TEMPIO DI HERA LACINIA
Il tempio vero e proprio aveva la classica forma dei templi greci: un imponente complesso di 48 colonne in stile dorico alte oltre 8 metri e costituite da 8 rocchi scanalati. Il tetto era di lastre di marmo e tegole in marmo pario. Nulla si sa delle decorazioni che però erano certo presenti come si può dedurre dal ritrovamento di una testa femminile in marmo della Grecia e pochi altri frammenti. La colonna, in stile dorico, fino al 1638 era affiancata da un’altra caduta per un terremoto e poggia sui pochi resti del possente stilobate. Nelle adiacenze è tracciata una “Via Sacra” di una sessantina di metri e larga oltre 8 metri. Al complesso del tempio appartengono anche almeno tre altri edifici chiamati “Edificio B”, “Edificio H”, “Edificio K”.
Nel libro XXIV, III di Ab Urbe condita libri leggiamo la pastorale descrizione che Tito Livio fornisce del tempio di Capo Lacinio.
” Un bosco sacro, isolato da una folta foresta e da alti abeti, chiudeva nel mezzo pingui pascoli, ove pasceva senza pastori ogni specie di animali consacrati alla dea, e gli armenti delle rispettive specie la notte rientravano in gruppi separati alle stalle, non mai insidiati né dalle fiere né dagli uomini. Grande era perciò il reddito che si traeva da quel bestiame, e con quello fu eretta e consacrata una colonna di oro massiccio, sì che il tempio era illustre non solo per la santità ma anche per le ricchezze“.
(Tito Livio, Ab Urbe condita libri, XXXIV, 3, Mondadori, Milano, trad.: C. Vitali)

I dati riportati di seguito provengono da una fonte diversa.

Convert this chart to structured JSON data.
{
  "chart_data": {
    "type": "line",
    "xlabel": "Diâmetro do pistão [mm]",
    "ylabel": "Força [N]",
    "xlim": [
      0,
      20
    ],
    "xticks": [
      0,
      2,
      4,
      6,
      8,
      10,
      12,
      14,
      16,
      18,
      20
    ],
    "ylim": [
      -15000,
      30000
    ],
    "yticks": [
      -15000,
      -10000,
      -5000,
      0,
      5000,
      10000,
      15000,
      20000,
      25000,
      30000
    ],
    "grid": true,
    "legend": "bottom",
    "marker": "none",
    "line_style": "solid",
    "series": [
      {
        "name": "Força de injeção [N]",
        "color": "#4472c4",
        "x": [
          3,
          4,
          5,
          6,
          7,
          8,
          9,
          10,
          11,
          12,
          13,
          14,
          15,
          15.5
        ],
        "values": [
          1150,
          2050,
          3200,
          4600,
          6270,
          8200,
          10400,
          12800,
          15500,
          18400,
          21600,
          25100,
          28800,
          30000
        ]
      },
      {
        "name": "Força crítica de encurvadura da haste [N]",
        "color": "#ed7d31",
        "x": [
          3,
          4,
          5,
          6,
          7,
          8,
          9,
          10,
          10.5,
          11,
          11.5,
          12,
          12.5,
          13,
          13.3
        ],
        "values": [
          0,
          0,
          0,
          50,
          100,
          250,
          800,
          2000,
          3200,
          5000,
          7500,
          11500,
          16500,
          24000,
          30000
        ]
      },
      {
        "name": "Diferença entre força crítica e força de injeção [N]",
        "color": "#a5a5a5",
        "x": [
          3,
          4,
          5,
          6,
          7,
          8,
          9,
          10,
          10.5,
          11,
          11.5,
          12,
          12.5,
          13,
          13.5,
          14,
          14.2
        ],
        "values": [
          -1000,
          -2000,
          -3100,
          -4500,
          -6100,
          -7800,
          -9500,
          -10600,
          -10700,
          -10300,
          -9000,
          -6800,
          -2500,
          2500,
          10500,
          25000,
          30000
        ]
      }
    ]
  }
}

Oltre le funzioni religiose al tempio erano affidate, per tradizione anche quelle di punto di ristoro per i naviganti e i mercanti. Ed era certo questa funzione che muoveva la generosità di chi la utilizzava; il tempio divenne rapidamente famoso e ricco. Inoltre l’egida di sacralità scoraggiava i ladri per cui i viaggiatori e anche le popolazioni locali trovarono utile depositare le loro ricchezze nel tesoro del tempio. La prassi di utilizzare i templi come banche era, d’altra parte, del tutto normale. Ricordiamo come a Roma le Vestali fossero depositarie dei testamenti e il tempio di Saturno Erario fosse il deposito del tesoro della città.